7 min de lecture
906 vues

Nature sauvage de la République dominicaine (Partie 1)

Nature sauvage de la République dominicaine (Partie 1) - Photo 1

Vous n’êtes pas venu en République dominicaine pour observer les oiseaux.

Pourtant, vous allez les remarquer quand même.

Un petit éclair vert émeraude posé sur une branche à hauteur des yeux, plus petit que votre poing, qui vous fixe comme si c’était lui le propriétaire de la forêt. Des colibris qui filent entre les fleurs si vite qu’on se demande s’ils existent vraiment. Des pélicans qui plongent en bombe dans les vagues depuis 10 mètres de haut.

La faune dominicaine ne se cache pas derrière des grilles de zoo. Elle est là, tout près – sur les branches basses, dans les jardins de montagne, en train de plonger dans l’océan.

Voici la Partie 1 : les oiseaux. Ceux que vous verrez vraiment pendant vos excursions, pas ceux qui demandent des jumelles et des randonnées à l’aube dans la jungle.


La Cigua Palmera – l’oiseau national

La Cigua Palmera

Palmchat en anglais. Ave Nacional depuis le 14 janvier 1987.

Ce qui la rend exceptionnelle : elle n’existe nulle part ailleurs sur Terre sauf sur Hispaniola.

Pas juste rare – endémique. La Cigua Palmera appartient à une famille d’oiseaux qui n’a évolué que sur cette île. Une seule espèce, une seule famille, un seul endroit. Quand vous en voyez une, vous regardez une évolution qui s’est faite ici et nulle part ailleurs.

endemic

À quoi elle ressemble : Petit oiseau de la taille d’un rouge-gorge, brun-olive avec la poitrine rayée, toujours en groupes bruyants.

Ce qu’elle fait : Elle mange des baies de palmier, disperse les graines, construit d’énormes nids collectifs dans les palmiers royaux – de véritables immeubles pour oiseaux.
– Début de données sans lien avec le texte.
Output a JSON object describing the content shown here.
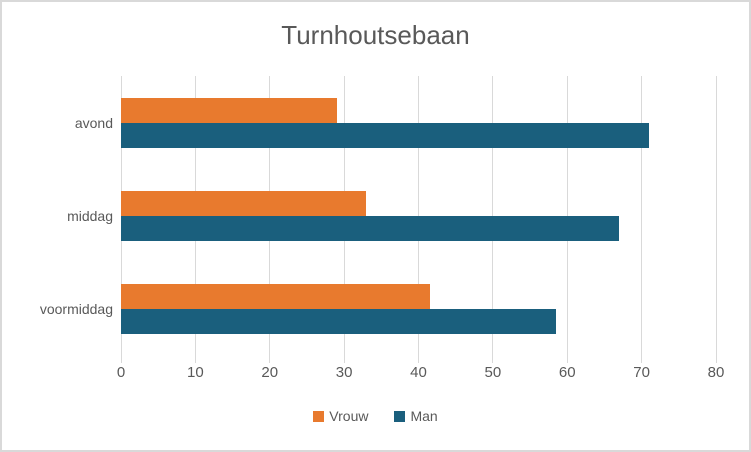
{
  "chart_data": {
    "type": "bar",
    "orientation": "horizontal",
    "title": "Turnhoutsebaan",
    "categories": [
      "avond",
      "middag",
      "voormiddag"
    ],
    "series": [
      {
        "name": "Vrouw",
        "color": "#E87A2E",
        "values": [
          29,
          33,
          41.5
        ]
      },
      {
        "name": "Man",
        "color": "#1A5F7D",
        "values": [
          71,
          67,
          58.5
        ]
      }
    ],
    "x_axis": {
      "min": 0,
      "max": 80,
      "step": 10,
      "tick_labels": [
        "0",
        "10",
        "20",
        "30",
        "40",
        "50",
        "60",
        "70",
        "80"
      ]
    },
    "xlabel": "",
    "ylabel": "",
    "grid": true,
    "legend_position": "bottom",
    "colors": {
      "text": "#595959",
      "gridline": "#D9D9D9",
      "border": "#D9D9D9",
      "background": "#FFFFFF"
    }
  }
}
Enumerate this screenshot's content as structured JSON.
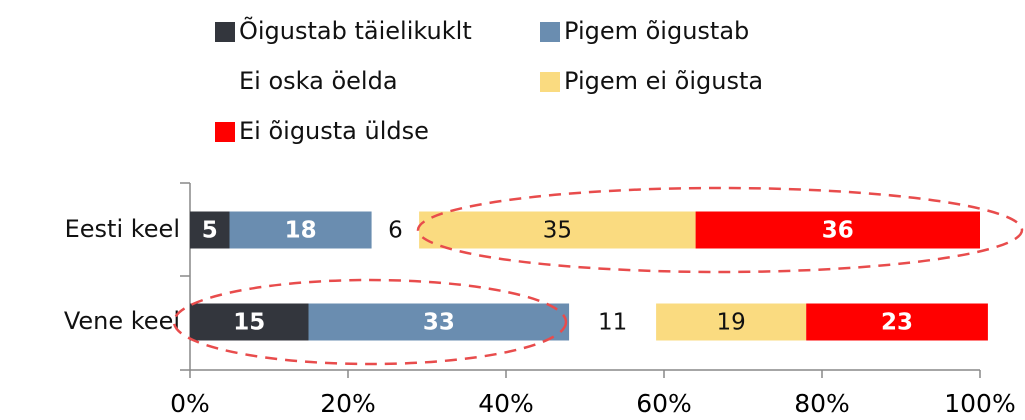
{
  "chart_data": {
    "type": "stacked-bar-horizontal",
    "categories": [
      "Eesti keel",
      "Vene keel"
    ],
    "series": [
      {
        "name": "Õigustab täielikuklt",
        "color": "#33363d",
        "values": [
          5,
          15
        ]
      },
      {
        "name": "Pigem õigustab",
        "color": "#6a8db0",
        "values": [
          18,
          33
        ]
      },
      {
        "name": "Ei oska öelda",
        "color": "#ffffff",
        "values": [
          6,
          11
        ]
      },
      {
        "name": "Pigem ei õigusta",
        "color": "#fadb80",
        "values": [
          35,
          19
        ]
      },
      {
        "name": "Ei õigusta üldse",
        "color": "#ff0000",
        "values": [
          36,
          23
        ]
      }
    ],
    "xlim": [
      0,
      100
    ],
    "xticks": [
      {
        "value": 0,
        "label": "0%"
      },
      {
        "value": 20,
        "label": "20%"
      },
      {
        "value": 40,
        "label": "40%"
      },
      {
        "value": 60,
        "label": "60%"
      },
      {
        "value": 80,
        "label": "80%"
      },
      {
        "value": 100,
        "label": "100%"
      }
    ],
    "legend": "top"
  }
}
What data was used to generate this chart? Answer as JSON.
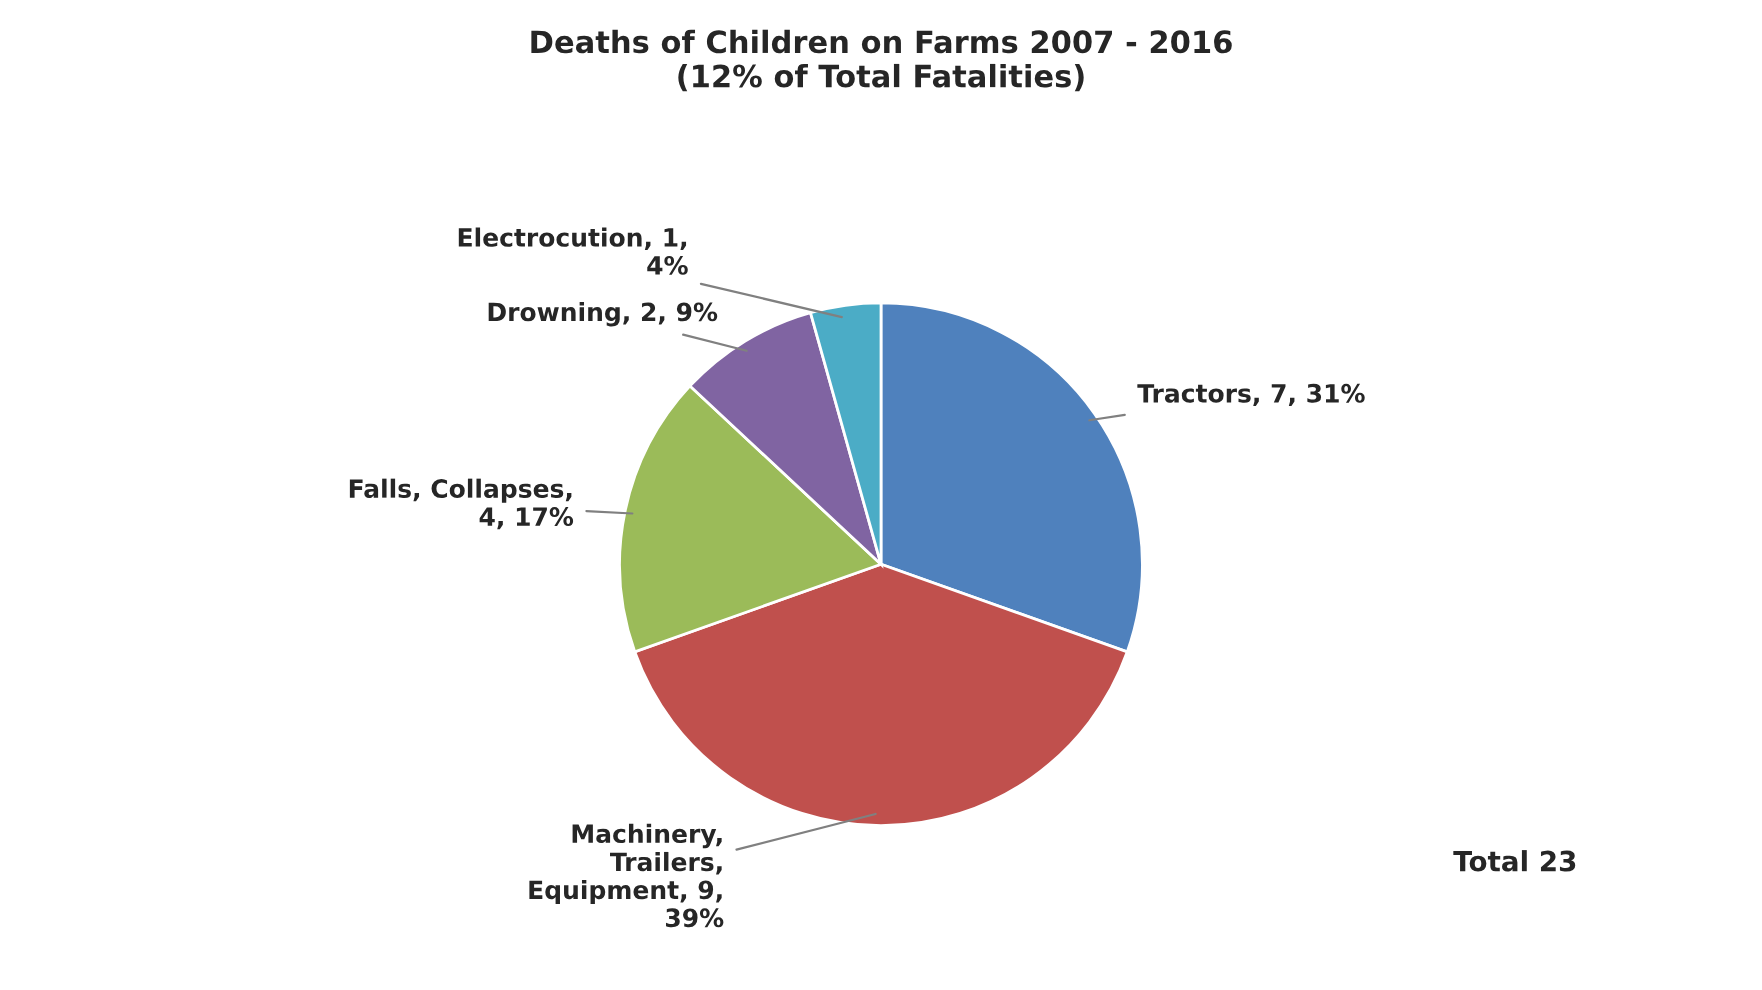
{
  "chart_data": {
    "type": "pie",
    "title": "Deaths of Children on Farms 2007 - 2016\n(12% of Total Fatalities)",
    "categories": [
      "Tractors, 7, 31%",
      "Machinery,\nTrailers,\nEquipment, 9,\n39%",
      "Falls, Collapses,\n4, 17%",
      "Drowning, 2, 9%",
      "Electrocution, 1,\n4%"
    ],
    "values": [
      7,
      9,
      4,
      2,
      1
    ],
    "colors": [
      "#4f81bd",
      "#c0504d",
      "#9bbb59",
      "#8064a2",
      "#4bacc6"
    ],
    "annotations": [
      "Total 23"
    ]
  }
}
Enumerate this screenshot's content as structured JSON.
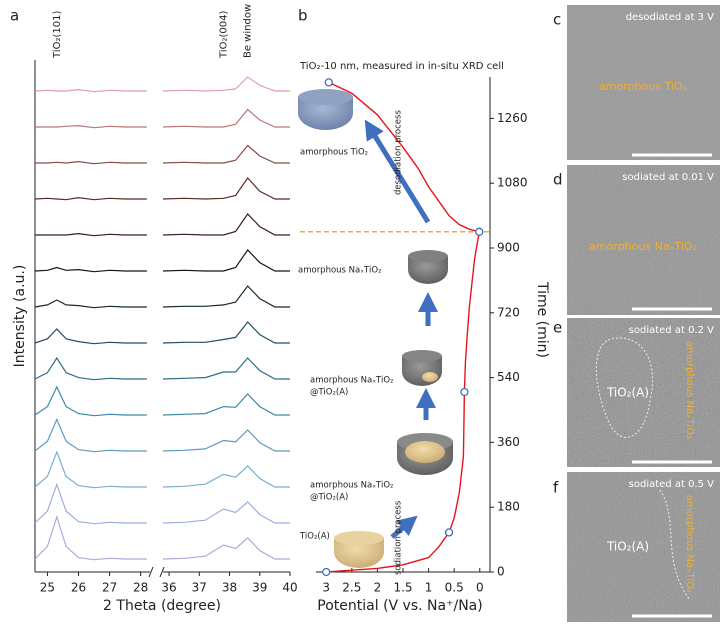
{
  "panel_labels": [
    "a",
    "b",
    "c",
    "d",
    "e",
    "f"
  ],
  "chart_data": [
    {
      "type": "line",
      "xlabel": "2 Theta (degree)",
      "ylabel": "Intensity (a.u.)",
      "segments": [
        {
          "xlim": [
            24.6,
            28.3
          ],
          "xticks": [
            25,
            26,
            27,
            28
          ]
        },
        {
          "xlim": [
            35.8,
            40
          ],
          "xticks": [
            36,
            37,
            38,
            39,
            40
          ]
        }
      ],
      "annotations": [
        {
          "text": "TiO₂(101)",
          "x": 25.3
        },
        {
          "text": "TiO₂(004)",
          "x": 37.8
        },
        {
          "text": "Be window",
          "x": 38.6
        }
      ],
      "x": [
        24.6,
        25.0,
        25.3,
        25.6,
        26.0,
        26.5,
        27.0,
        27.5,
        28.2,
        35.8,
        36.5,
        37.2,
        37.8,
        38.2,
        38.6,
        39.0,
        39.5,
        40
      ],
      "series": [
        {
          "color": "#b0a8e0",
          "values": [
            1,
            2.8,
            7,
            2.8,
            1.2,
            0.9,
            1.1,
            1,
            1,
            1,
            1.1,
            1.4,
            3,
            2.5,
            4,
            2.2,
            1,
            1
          ]
        },
        {
          "color": "#9ab0dc",
          "values": [
            1,
            2.7,
            6.5,
            2.7,
            1.2,
            0.9,
            1.1,
            1,
            1,
            1,
            1.1,
            1.4,
            3,
            2.5,
            4,
            2.2,
            1,
            1
          ]
        },
        {
          "color": "#7aaed0",
          "values": [
            1,
            2.5,
            6,
            2.5,
            1.2,
            0.9,
            1.1,
            1,
            1,
            1,
            1.1,
            1.4,
            2.8,
            2.4,
            4,
            2.2,
            1,
            1
          ]
        },
        {
          "color": "#5a9cc0",
          "values": [
            1,
            2.4,
            5.5,
            2.4,
            1.2,
            0.9,
            1.1,
            1,
            1,
            1,
            1.1,
            1.3,
            2.5,
            2.3,
            4,
            2.2,
            1,
            1
          ]
        },
        {
          "color": "#3d88a8",
          "values": [
            1,
            2.2,
            5,
            2.2,
            1.2,
            0.9,
            1.1,
            1,
            1,
            1,
            1.1,
            1.2,
            2.2,
            2.1,
            4,
            2.2,
            1,
            1
          ]
        },
        {
          "color": "#2c6e85",
          "values": [
            1,
            1.9,
            4,
            1.9,
            1.2,
            0.9,
            1.1,
            1,
            1,
            1,
            1.1,
            1.2,
            2,
            2,
            4,
            2.2,
            1,
            1
          ]
        },
        {
          "color": "#1f5060",
          "values": [
            1,
            1.6,
            3,
            1.6,
            1.2,
            0.9,
            1.1,
            1,
            1,
            1,
            1.1,
            1.1,
            1.5,
            1.8,
            4,
            2.2,
            1,
            1
          ]
        },
        {
          "color": "#152a30",
          "values": [
            1,
            1.3,
            2,
            1.3,
            1.2,
            0.9,
            1.1,
            1,
            1,
            1,
            1.1,
            1.1,
            1.3,
            1.7,
            4,
            2.2,
            1,
            1
          ]
        },
        {
          "color": "#1a1414",
          "values": [
            1,
            1.1,
            1.5,
            1.1,
            1.2,
            0.9,
            1.1,
            1,
            1,
            1,
            1.1,
            1,
            1,
            1.5,
            4,
            2.2,
            1,
            1
          ]
        },
        {
          "color": "#3a1e1c",
          "values": [
            1,
            1,
            1,
            1,
            1.2,
            0.9,
            1.1,
            1,
            1,
            1,
            1.1,
            1,
            1,
            1.5,
            4,
            2.2,
            1,
            1
          ]
        },
        {
          "color": "#5e2a26",
          "values": [
            1,
            1.1,
            1,
            0.9,
            1.2,
            0.9,
            1.1,
            1,
            1,
            1,
            1.1,
            1,
            1.1,
            1.5,
            4,
            2.1,
            1,
            1
          ]
        },
        {
          "color": "#8a4a48",
          "values": [
            1,
            1,
            1.1,
            1,
            1.2,
            0.9,
            1.1,
            1,
            1,
            1,
            1.1,
            1,
            1,
            1.4,
            3.5,
            2,
            1,
            1
          ]
        },
        {
          "color": "#b87878",
          "values": [
            1,
            1,
            1,
            1.1,
            1.2,
            0.9,
            1.1,
            1,
            1,
            1,
            1.1,
            1,
            1,
            1.4,
            3.5,
            2,
            1,
            1
          ]
        },
        {
          "color": "#e0a0a8",
          "values": [
            1,
            1.1,
            1,
            1,
            1.2,
            0.9,
            1.1,
            1,
            1,
            1,
            1.1,
            1,
            1.1,
            1.3,
            3,
            1.8,
            1,
            1
          ]
        }
      ]
    },
    {
      "type": "line",
      "title": "TiO₂-10 nm, measured in in-situ XRD cell",
      "xlabel": "Potential (V vs. Na⁺/Na)",
      "ylabel": "Time (min)",
      "xlim": [
        3.2,
        -0.2
      ],
      "xticks": [
        3,
        2.5,
        2,
        1.5,
        1,
        0.5,
        0
      ],
      "ylim": [
        0,
        1375
      ],
      "yticks": [
        0,
        180,
        360,
        540,
        720,
        900,
        1080,
        1260
      ],
      "x": [
        3,
        2.5,
        2,
        1.5,
        1,
        0.8,
        0.6,
        0.5,
        0.4,
        0.32,
        0.3,
        0.28,
        0.25,
        0.2,
        0.1,
        0.01,
        0.2,
        0.4,
        0.6,
        0.8,
        1,
        1.2,
        1.5,
        2,
        2.5,
        2.95
      ],
      "series": [
        {
          "color": "#e8141c",
          "values": [
            0,
            5,
            10,
            20,
            40,
            70,
            110,
            150,
            220,
            320,
            500,
            580,
            650,
            740,
            870,
            945,
            952,
            965,
            990,
            1030,
            1070,
            1120,
            1180,
            1270,
            1330,
            1360
          ]
        }
      ],
      "markers": {
        "color": "#3a6fc0",
        "x": [
          2.95,
          0.01,
          0.3,
          0.6,
          3
        ],
        "values": [
          1360,
          945,
          500,
          110,
          0
        ]
      },
      "hline": {
        "value": 945,
        "color": "#e8900c"
      },
      "annotations": [
        "desodiation process",
        "sodiation process",
        "amorphous TiO₂",
        "amorphous NaₓTiO₂",
        "amorphous NaₓTiO₂",
        "@TiO₂(A)",
        "amorphous NaₓTiO₂",
        "@TiO₂(A)",
        "TiO₂(A)"
      ]
    }
  ],
  "images": [
    {
      "caption": "desodiated at 3 V",
      "annotation": "amorphous TiO₂"
    },
    {
      "caption": "sodiated at 0.01 V",
      "annotation": "amorphous NaₓTiO₂"
    },
    {
      "caption": "sodiated at 0.2 V",
      "label": "TiO₂(A)",
      "annotation": "amorphous NaₓTiO₂"
    },
    {
      "caption": "sodiated at 0.5 V",
      "label": "TiO₂(A)",
      "annotation": "amorphous NaₓTiO₂"
    }
  ]
}
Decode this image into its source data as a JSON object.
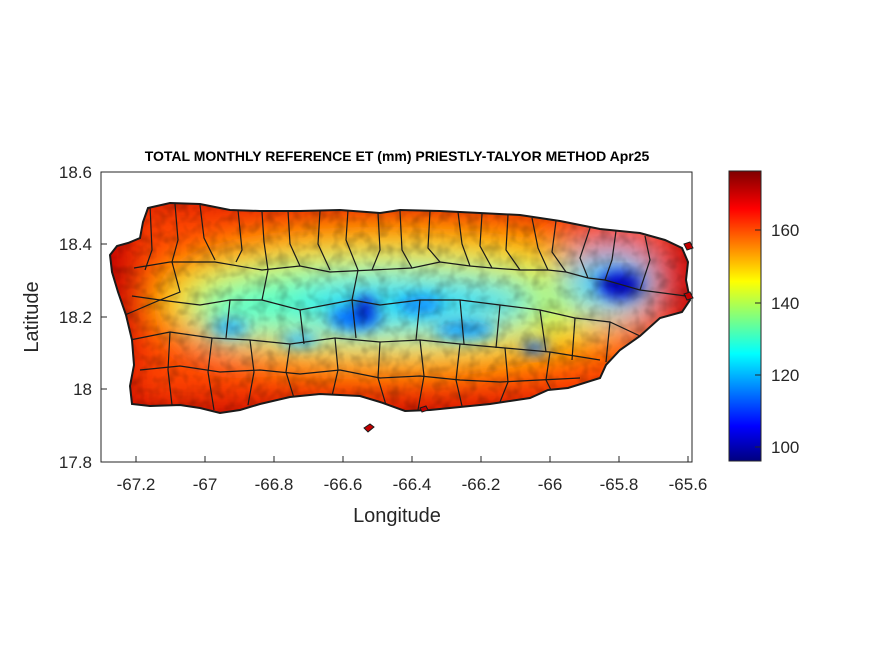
{
  "title": "TOTAL MONTHLY REFERENCE ET (mm) PRIESTLY-TALYOR METHOD Apr25",
  "xlabel": "Longitude",
  "ylabel": "Latitude",
  "x_ticks": [
    "-67.2",
    "-67",
    "-66.8",
    "-66.6",
    "-66.4",
    "-66.2",
    "-66",
    "-65.8",
    "-65.6"
  ],
  "y_ticks": [
    "18.6",
    "18.4",
    "18.2",
    "18",
    "17.8"
  ],
  "colorbar_ticks": [
    "160",
    "140",
    "120",
    "100"
  ],
  "colorbar_colors": [
    "#00007f",
    "#0000ff",
    "#00ffff",
    "#ffff00",
    "#ff0000",
    "#7f0000"
  ],
  "colors": {
    "axis": "#262626",
    "border": "#1a1a1a"
  }
}
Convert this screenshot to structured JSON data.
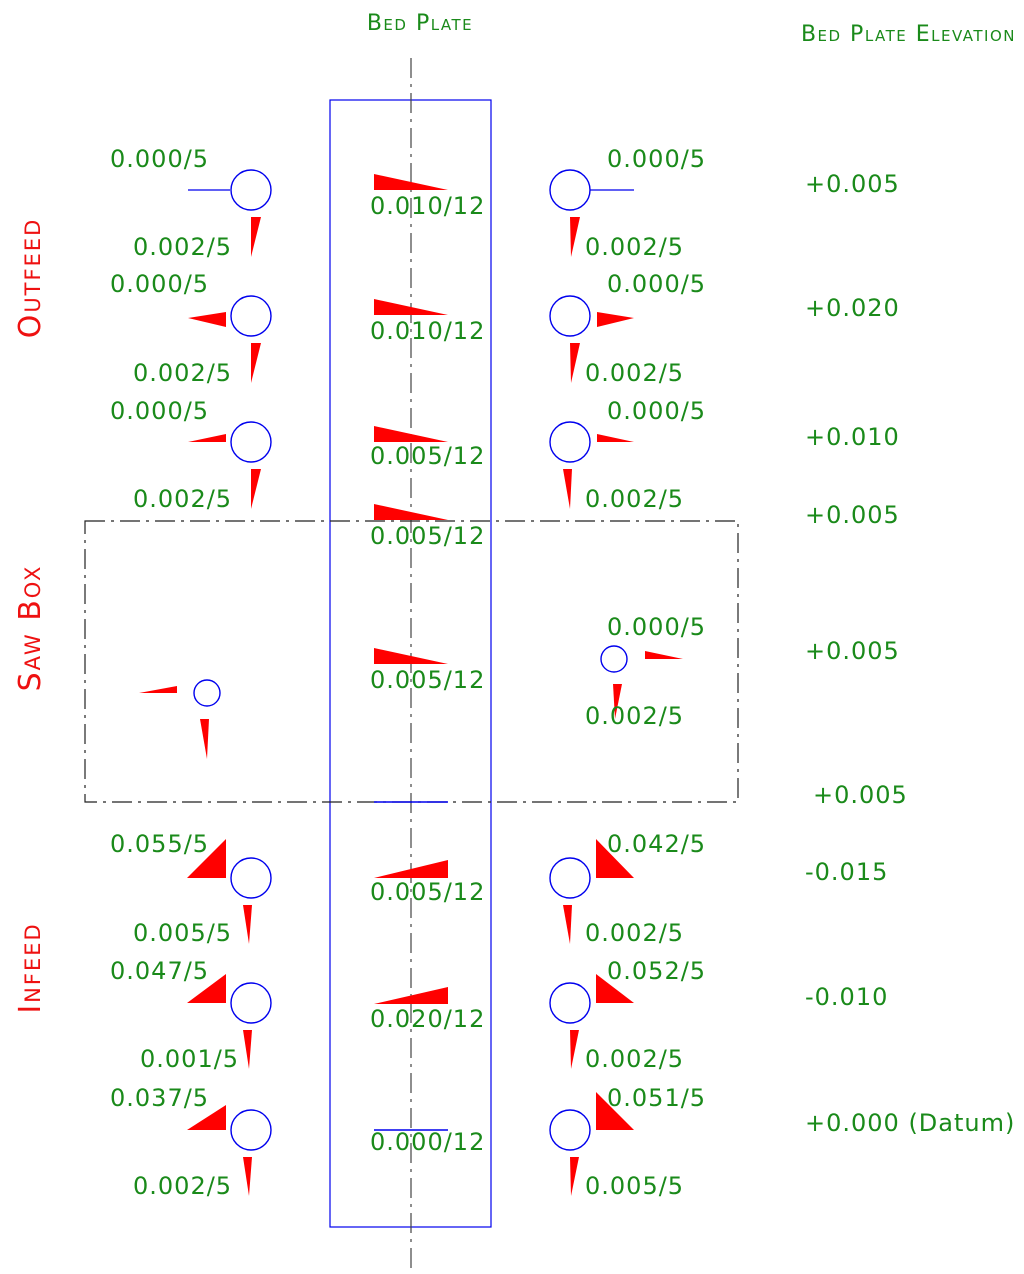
{
  "headers": {
    "bed_plate": "Bed Plate",
    "bed_plate_elevation": "Bed Plate Elevation"
  },
  "sections": {
    "outfeed": "Outfeed",
    "saw_box": "Saw Box",
    "infeed": "Infeed"
  },
  "bed_plate_readings": [
    "0.010/12",
    "0.010/12",
    "0.005/12",
    "0.005/12",
    "0.005/12",
    "0.005/12",
    "0.020/12",
    "0.000/12"
  ],
  "elevations": [
    "+0.005",
    "+0.020",
    "+0.010",
    "+0.005",
    "+0.005",
    "+0.005",
    "-0.015",
    "-0.010",
    "+0.000 (Datum)"
  ],
  "left_rollers": {
    "outfeed": [
      {
        "top": "0.000/5",
        "bottom": "0.002/5"
      },
      {
        "top": "0.000/5",
        "bottom": "0.002/5"
      },
      {
        "top": "0.000/5",
        "bottom": "0.002/5"
      }
    ],
    "infeed": [
      {
        "top": "0.055/5",
        "bottom": "0.005/5"
      },
      {
        "top": "0.047/5",
        "bottom": "0.001/5"
      },
      {
        "top": "0.037/5",
        "bottom": "0.002/5"
      }
    ]
  },
  "right_rollers": {
    "outfeed": [
      {
        "top": "0.000/5",
        "bottom": "0.002/5"
      },
      {
        "top": "0.000/5",
        "bottom": "0.002/5"
      },
      {
        "top": "0.000/5",
        "bottom": "0.002/5"
      }
    ],
    "saw_box": {
      "top": "0.000/5",
      "bottom": "0.002/5"
    },
    "infeed": [
      {
        "top": "0.042/5",
        "bottom": "0.002/5"
      },
      {
        "top": "0.052/5",
        "bottom": "0.002/5"
      },
      {
        "top": "0.051/5",
        "bottom": "0.005/5"
      }
    ]
  },
  "colors": {
    "text_green": "#1a8a1a",
    "section_red": "#ee1111",
    "wedge_red": "#ff0000",
    "outline_blue": "#0000ee"
  }
}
Chaque couple défend son coin. Les nids durent des années, parfois partagés avec d’autres espèces.

Où elle vit : Chaque nichée a 2-4 œufs. Ce sont des ingénieurs de l’écosystème déguisés en petits oiseaux bavards bruns.

Le téléphérique du mont Isabel de Torres traverse la forêt de palmiers – guettez leurs gros nids en brindilles en montant. Si vous préparez votre premier voyage en République dominicaine et que vous prenez le teleférico, ces nids bien visibles dans les palmiers, c’est du territoire Cigua Palmera.

La menace : On coupe les palmiers. Les grands arbres disparaissent. Les sites de nidification aussi. Elle reste courante, mais en net recul.

Quand vous croisez une Cigua Palmera, vous voyez la biodiversité dominicaine en plumes.


Le Todier à large bec – le petit phénomène

Broad-billed Tody

Le premier oiseau dont la plupart des gens tombent amoureux dans les forêts pluviales dominicaines.

Plus petit que votre poing. Corps vert émeraude. Caractère immense. Il se pose sur les branches basses comme s’il était chez lui – et d’une certaine façon, il l’est.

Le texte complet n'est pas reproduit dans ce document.